The Fizz and Fuss within the Ethanol Pipeline Economy


I’ve got a good friend that I discuss many things with who often ends our conversation by saying “society evolves” or “as society evolves”. The crux of the conversation always has to do with some particular issue and his argument is as society gets better and evolves many of these issues are worked out for the better. It’s usually a conversation stopper with me because it makes good sense but I’m always on the outlook for the opposite. When the small town of Dresden Ontario was rewarded with a casino about 20 years ago, I asked him if it was a case of “society devolving”. We both laughed. He knows that I’m not a big booster of gambling, albeit off the farm.

I was thinking about this a few times this past fall and winter as I was contacted by one of our DTN subscribers who farms in New Jersey. He sent along several supporting documents regarding the pipelines that are under consideration now in the American Midwest. The hope is to construct some of these pipelines to run pressurized carbon dioxide or CO2 from Midwestern ethanol plants to sequestering sites underneath the ground in North Dakota or Illinois. I must admit it took my head a little while to get it wrapped around on this.

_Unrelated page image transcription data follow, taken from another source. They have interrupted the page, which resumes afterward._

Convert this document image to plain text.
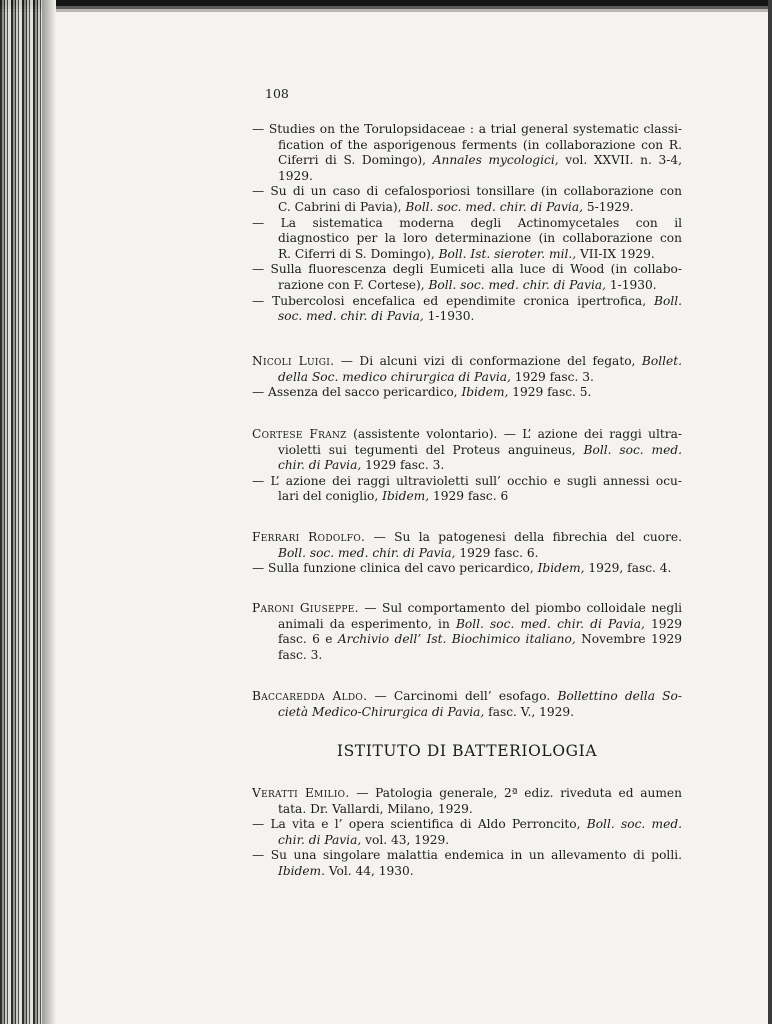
108
— Studies on the Torulopsidaceae : a trial general systematic classi-
fication of the asporigenous ferments (in collaborazione con R.
Ciferri di S. Domingo), Annales mycologici, vol. XXVII. n. 3-4,
1929.
— Su di un caso di cefalosporiosi tonsillare (in collaborazione con
C. Cabrini di Pavia), Boll. soc. med. chir. di Pavia, 5-1929.
— La sistematica moderna degli Actinomycetales con il
diagnostico per la loro determinazione (in collaborazione con
R. Ciferri di S. Domingo), Boll. Ist. sieroter. mil., VII-IX 1929.
— Sulla fluorescenza degli Eumiceti alla luce di Wood (in collabo-
razione con F. Cortese), Boll. soc. med. chir. di Pavia, 1-1930.
— Tubercolosi encefalica ed ependimite cronica ipertrofica, Boll.
soc. med. chir. di Pavia, 1-1930.
Nicoli Luigi. — Di alcuni vizi di conformazione del fegato, Bollet.
della Soc. medico chirurgica di Pavia, 1929 fasc. 3.
— Assenza del sacco pericardico, Ibidem, 1929 fasc. 5.
Cortese Franz (assistente volontario). — L’ azione dei raggi ultra-
violetti sui tegumenti del Proteus anguineus, Boll. soc. med.
chir. di Pavia, 1929 fasc. 3.
— L’ azione dei raggi ultravioletti sull’ occhio e sugli annessi ocu-
lari del coniglio, Ibidem, 1929 fasc. 6
Ferrari Rodolfo. — Su la patogenesi della fibrechia del cuore.
Boll. soc. med. chir. di Pavia, 1929 fasc. 6.
— Sulla funzione clinica del cavo pericardico, Ibidem, 1929, fasc. 4.
Paroni Giuseppe. — Sul comportamento del piombo colloidale negli
animali da esperimento, in Boll. soc. med. chir. di Pavia, 1929
fasc. 6 e Archivio dell’ Ist. Biochimico italiano, Novembre 1929
fasc. 3.
Baccaredda Aldo. — Carcinomi dell’ esofago. Bollettino della So-
cietà Medico-Chirurgica di Pavia, fasc. V., 1929.
ISTITUTO DI BATTERIOLOGIA
Veratti Emilio. — Patologia generale, 2ª ediz. riveduta ed aumen
tata. Dr. Vallardi, Milano, 1929.
— La vita e l’ opera scientifica di Aldo Perroncito, Boll. soc. med.
chir. di Pavia, vol. 43, 1929.
— Su una singolare malattia endemica in un allevamento di polli.
Ibidem. Vol. 44, 1930.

Putting pressurized carbon dioxide through a pipeline across American farm country to shove it under the ground isn’t top of mind. As far as I know it’s not done here.

It’s interesting stuff to consider. As farmers, we have become accustomed to a large segment of corn demand coming from its use in ethanol production. For instance, in the last USDA report 5.325 billion bushels of corn was being projected as going for ethanol production, out of a total usage a 14.835 billion bushels. As farmers we have become used to the narrative of ethanol being a clean burning fuel even after 15 or 16 years down the road from when the renewable fuel standard started in the United States. We also know that the by-product from using corn for ethanol the dry distillers grain is a very important additive to the livestock industry. In fact, both ethanol and dried distillers grain is exported around the world. I’m not necessarily going to say it’s been a win-win for grain and livestock farmers because there’s lots of diverse opinion, but it’s changed our agricultural economic landscape mostly for the good.

Those are the popular ethanol production by-products you hear all about. What you don’t hear as much about is the production of CO2 in that production process. Chemistry was never a big love of mine in my university days, but I do understand what CO2 is. On a tour of an Ontario ethanol plant in the not-too-distant past I saw where they were putting the CO2 by-product into canisters and selling those canisters to soft drink companies. In other words, the fizz in your drink is their courtesy of many corn growers across North America. It’s certainly better than releasing it into the air.

The idea of pressurizing CO2 and putting it through pipelines to sequester it under the earth had never occurred to me. However, it is a very big thing in the United States and the DTN subscriber was very concerned about pipelines running across his land as well as others throughout the American Midwest. Pipelines can be controversial, and this certainly seemed to add up to that. It’s the ultimate sequestration, pumping CO2 under the ground forever

As farmers we need to keep in mind that ethanol arrived here through a lot of taxpayer’s money. That is both here in Ontario and Quebec and in the United States. I have said before that the Ontario Ethanol Growth Fund was the most successful provincial farm program ever. So, you know what side of the argument that I am on. I thought of that as society evolving. As an extension, I thought of it as our agricultural economy evolving. However, I wonder now are the CO2 pipelines an example of our agricultural economy devolving? It might have something to do with the large tax credits in the United States that extend to these companies to sequester carbon underground.

These tax credits in the United States are approximately $31.77 per ton for geological sequestered CO2 and $20.22 per ton if used in oil recovery. It’s estimated that this would be worth about $400 million U.S. dollars to the three Iowa pipeline projects which would be permanently storing CO2 under the ground. Currently, in the American Midwest this is becoming quite a tussle. In Ontario and Quebec, I don’t expect anything to happen like this even with the Canadian carbon price of $50 per tonne. Pipelines are just too controversial especially in eastern Canada.

That will mean Canadian ethanol will have to adapt and change compared to their American cousins. At the same time, we are the biggest importer of American ethanol so by default we are maybe one reason why some of these pipelines are being proposed in the United States. It just goes to show that sometimes we might think society is evolving when in fact give it a little bit of time and it might be the opposite. All I know is that corn demand is still robust, and ethanol is a large part of that. There is so much more to the story.